Wines for distillation
I.6.1 Wines for distillation
Wines for distillation are dry wines fortified exclusively with wine spirit, having a minimum alcohol content of 18% vol. and a maximum of 24% vol., not included in the preceding categories and destined exclusively for distillation.
Grape sugar
I.6.2 Grape sugar
Grape sugar is the syrupy, milky white or slightly yellowish product, of neutral flavour, obtained exclusively from grape must and that corresponds to the analytical prescriptions of the International Oenological Codex.
Grape juice
I.6.3 Grape juice
Grape must which has undergone authorised practices and treatments, ready to be used, unfermented, in the diet, to the exclusion of all oenological usage.
Concentrated grape juice
I.6.4 Concentrated grape juice
Product neither fermented nor caramelised, obtained by partial dehydration of grape must or juice, which has undergone authorised practices and treatments, such that its density at 20°C is not less than 1.24 g/ml.
Lightly sparkling grape drink
I.6.5 Lightly sparkling grape drink
Drink derived from the grape or grape must, containing carbon dioxide as a result of its partial fermentation, which may have undergone solely physical practices and treatments authorised by the present Code, and destined to be used in the diet, to the exclusion of all oenological use.
The alcohol of the finished product shall be of exclusively endogenous origin and the alcohol content shall not exceed 3% vol.
Beverages based on vitivinicultural products
I.6.6 Beverages based on vitivinicultural products
A beverage based on vitivinicultural products is a beverage:
- obtained from at least 50% by volume of wine, and/or special wine and/or must as defined in the International Code of Oenological Practices of the OIV,
-
which could have undergone the following treatments:
- sweetening
- colouring addition of aromatising substances or preparations
- addition of food-related products or non alcoholic products or beverages including water
- for which the actual alcoholic strength by volume is equal to or above 1.2% vol. and below 14.5% vol.
- and for which the alcoholic component derives exclusively from the wine or special wine used, except for doses used only to dilute aromatic substances, or colorants, or any other authorised substance.
Wine based beverages
I.6.7 Wine based beverages
A wine-based beverage is a beverage:
- obtained from at least 50% by volume of wine, and/or special wine as defined in the International Code of Oenological Practices of the OIV,
-
which could have undergone the following treatments:
- sweetening
- colouring
- addition of aromatising substances or preparations
- addition of food-related products, such as must or non alcoholic products or beverages including water
- for which the actual alcoholic strength by volume is equal to or above 3.5% vol. and below 14.5% vol.

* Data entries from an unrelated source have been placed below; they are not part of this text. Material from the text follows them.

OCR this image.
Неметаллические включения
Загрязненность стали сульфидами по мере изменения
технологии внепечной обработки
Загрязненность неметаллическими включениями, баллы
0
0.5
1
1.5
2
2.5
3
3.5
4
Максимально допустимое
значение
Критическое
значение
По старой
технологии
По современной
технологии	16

- and for which the alcoholic component derives exclusively from the wine or special wine used, except for doses used only to dilute aromatic substances, or colorants, or any other authorised substance.
Aromatised wines
I.6.8 Aromatised wines
Aromatised wine is a beverage:
- obtained from at least 75% by volume of wine and/or special wine, as defined in the International Code of Oenological Practices of the OIV, and which has undergone an aromatisation process;
- to which ethyl alcohol of viticultural origin and/or a wine distillate and/or alcohol of agricultural origin could have been added;
- which could have undergone a sweetening;
- which could have undergone a colouring;
- which could have undergone one or more of other specific oenological practices applicable to this beverage;
- with an actual alcoholic strength by volume varying between 14.5% minimum and 22%.
Beverage obtained by dealcoholisation of wine
I.6.9 Beverage obtained by dealcoholisation of wine
Beverage obtained by dealcoholisation of wine is a beverage:
- obtained exclusively from wine or special wine as described in the International Code of oenological practices of the OIV;
- which has undergone exclusively specific for this type of products treatments in accordance with the OIV International Code of Oenological practices, in particular a dealcoholisation;
- and with an alcoholic strength by volume below 0,5% vol..
*NOTE
This definition does not preclude the denomination “dealcoholised wine” to be used in case the legislation of Member States allows it.
Beverage obtained by partial dealcoholisation of wine
I.6.10 Beverage obtained by partial dealcoholisation of wine
Beverage obtained by partial dealcoholisation of wine is a beverage:
- obtained exclusively from wine or special wine as described in the International Code of oenological practices of the OIV;
- which has undergone exclusively specific for this type of products treatments in accordance with the OIV International Code of Oenological practices, in particular a dealcoholisation;
- and with an alcoholic strength by volume equal or above 0,5% vol. and less than the applicable minimum alcoholic strength of wine or special wine.
*NOTE
This definition does not preclude the denomination “partially dealcoholised wine” to be used in case the legislation of Member States allows it
Wine Vinegar
I.6.11 Wine vinegar
Wine vinegar is a product suitable for human consumption, produced exclusively by the acetic fermentation of wine with a minimum acidity of 60 g/L expressed as acetic acid and with a maximum ethanol content of 4% vol.